At the point I feel Spring Flowers is complete, I sign it, and place it in the critique frame looking forward to a few days of self satisfaction. However, the next morning I am somewhat surprised to see further room for improvement. Now the question is the old, “Bird in the hand is worth two in the bush” routine. Does this watercolor really need improving? In attempts to improve, might I over do the process and come up with an overworked, ponderous painting? I decide to continue working on it.
The original painting is seen below, the final, reworked painting is seen above. Can you see the difference between the two stages? Frankly, I’ve been doing this long enough to know viewers will have differing opinions as to which stage is best. Whatever the outcome its time to move on.
STEP 4 – APPRECIATION
I often think of a quote by the late, Milford Zones, who wrote, “All art, if it is art at all is abstract.” Then too, there is the Mary Corita Kent quote, “There is no mistake, no right, no wrong, only make.” And finally, to paraphrase Frank Webb, art is to be appreciated, not judged; good advice for all.
With this in mind, what is it that I appreciate about Spring Flowers? I appreciate its deceptively simple, spontaneous appearance (including its warts).
I like the ambiguity in the work. Is the white vase meant to appear round or flat, clear or opaque? Does the form of the vase really matter? I think not. In this instance, it is the shape that matters, not the form. Is the smaller, vase to the right of the main vase sitting in front of, ahead of, or beside the main vase? I am pleased that the dark vase to the left is set back by the use of overlapping planes.
I enjoy the rakish, upward oblique at the top of the vase.
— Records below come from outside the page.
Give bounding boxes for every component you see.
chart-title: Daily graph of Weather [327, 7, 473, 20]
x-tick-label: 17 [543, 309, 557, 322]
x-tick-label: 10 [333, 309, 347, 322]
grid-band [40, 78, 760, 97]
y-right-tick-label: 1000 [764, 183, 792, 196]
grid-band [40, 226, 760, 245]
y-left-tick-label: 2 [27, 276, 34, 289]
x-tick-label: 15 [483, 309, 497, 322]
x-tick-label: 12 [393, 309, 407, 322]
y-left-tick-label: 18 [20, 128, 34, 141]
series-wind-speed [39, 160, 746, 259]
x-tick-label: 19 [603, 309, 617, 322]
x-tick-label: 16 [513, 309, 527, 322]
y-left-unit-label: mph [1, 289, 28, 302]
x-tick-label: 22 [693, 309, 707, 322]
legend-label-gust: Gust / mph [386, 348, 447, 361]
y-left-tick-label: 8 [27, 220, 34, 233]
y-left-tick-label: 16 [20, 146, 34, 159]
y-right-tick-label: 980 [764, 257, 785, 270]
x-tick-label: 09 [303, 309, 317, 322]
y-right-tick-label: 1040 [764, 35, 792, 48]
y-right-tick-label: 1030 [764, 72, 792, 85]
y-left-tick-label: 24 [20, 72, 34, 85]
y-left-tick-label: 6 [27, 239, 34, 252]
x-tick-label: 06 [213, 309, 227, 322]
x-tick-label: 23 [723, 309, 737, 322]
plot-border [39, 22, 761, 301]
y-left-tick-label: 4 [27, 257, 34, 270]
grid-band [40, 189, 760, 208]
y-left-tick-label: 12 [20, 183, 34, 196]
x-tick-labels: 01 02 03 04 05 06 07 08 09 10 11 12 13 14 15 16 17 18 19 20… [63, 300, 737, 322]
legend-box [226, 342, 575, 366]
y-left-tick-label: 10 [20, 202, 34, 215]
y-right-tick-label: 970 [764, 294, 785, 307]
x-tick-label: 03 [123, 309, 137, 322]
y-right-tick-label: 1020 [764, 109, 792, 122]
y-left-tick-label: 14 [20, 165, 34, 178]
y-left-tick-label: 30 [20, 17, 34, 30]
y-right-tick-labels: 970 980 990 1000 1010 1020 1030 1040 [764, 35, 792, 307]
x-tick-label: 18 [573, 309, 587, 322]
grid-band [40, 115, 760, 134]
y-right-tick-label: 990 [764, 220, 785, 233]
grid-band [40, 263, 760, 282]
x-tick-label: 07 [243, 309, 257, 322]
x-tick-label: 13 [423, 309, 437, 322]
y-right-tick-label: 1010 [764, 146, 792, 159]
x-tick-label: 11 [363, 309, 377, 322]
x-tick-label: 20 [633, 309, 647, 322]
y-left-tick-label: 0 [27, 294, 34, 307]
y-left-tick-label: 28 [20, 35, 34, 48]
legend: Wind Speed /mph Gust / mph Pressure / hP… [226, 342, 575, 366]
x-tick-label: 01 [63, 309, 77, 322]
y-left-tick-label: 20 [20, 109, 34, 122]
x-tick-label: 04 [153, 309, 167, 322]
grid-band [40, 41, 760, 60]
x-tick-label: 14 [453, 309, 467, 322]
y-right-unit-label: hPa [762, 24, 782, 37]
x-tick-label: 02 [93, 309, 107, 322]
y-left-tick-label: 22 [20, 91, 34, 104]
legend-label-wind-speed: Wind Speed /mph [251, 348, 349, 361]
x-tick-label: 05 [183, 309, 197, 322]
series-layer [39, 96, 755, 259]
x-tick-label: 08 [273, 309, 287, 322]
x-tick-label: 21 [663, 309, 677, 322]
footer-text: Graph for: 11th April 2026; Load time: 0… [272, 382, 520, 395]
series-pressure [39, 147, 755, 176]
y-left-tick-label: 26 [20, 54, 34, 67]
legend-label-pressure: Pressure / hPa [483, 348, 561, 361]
I am also attracted to the color treatment of the main, red flower form to the top-left of the vase. Then there is the three patches of bright, red color that dominates the like number of detached flower forms. They create an implied, concave line, much like the line that is suggested by the ends of the fingers of a person’s outstretched hand.
The way the values, and color of the flower forms (upper right of the white vase) have been adjusted to merge with the background seems appealing, and helps to push forward the rest of the forms.. I like that the work is not overly detailed, leaving areas to be filled in by each viewer’s imagination. All in all, this painting—at time of post—leaves me in an emotionally happy state of mind.
Okay, enough of this. Kudos to anyone who stays interested long enough to get to this point in the post (grin). As my wife reminds me from time to time, “Woody, you need an editor.”
SPRING FLOWERS SUMMARY
Allow me to sum up by adding a bit to the Milford Zornes thought: All art, if it is art at all is abstract. I might add the phrase, and therefore flawed. Might I be so bold as to suggest there has not existed, does not exist, nor will there ever exist, a true work of art that is without one or more flaws, or—as some might say,“warts.” Perhaps this is a key to how art can help our attempt to better understand—and adjust—to the human condition.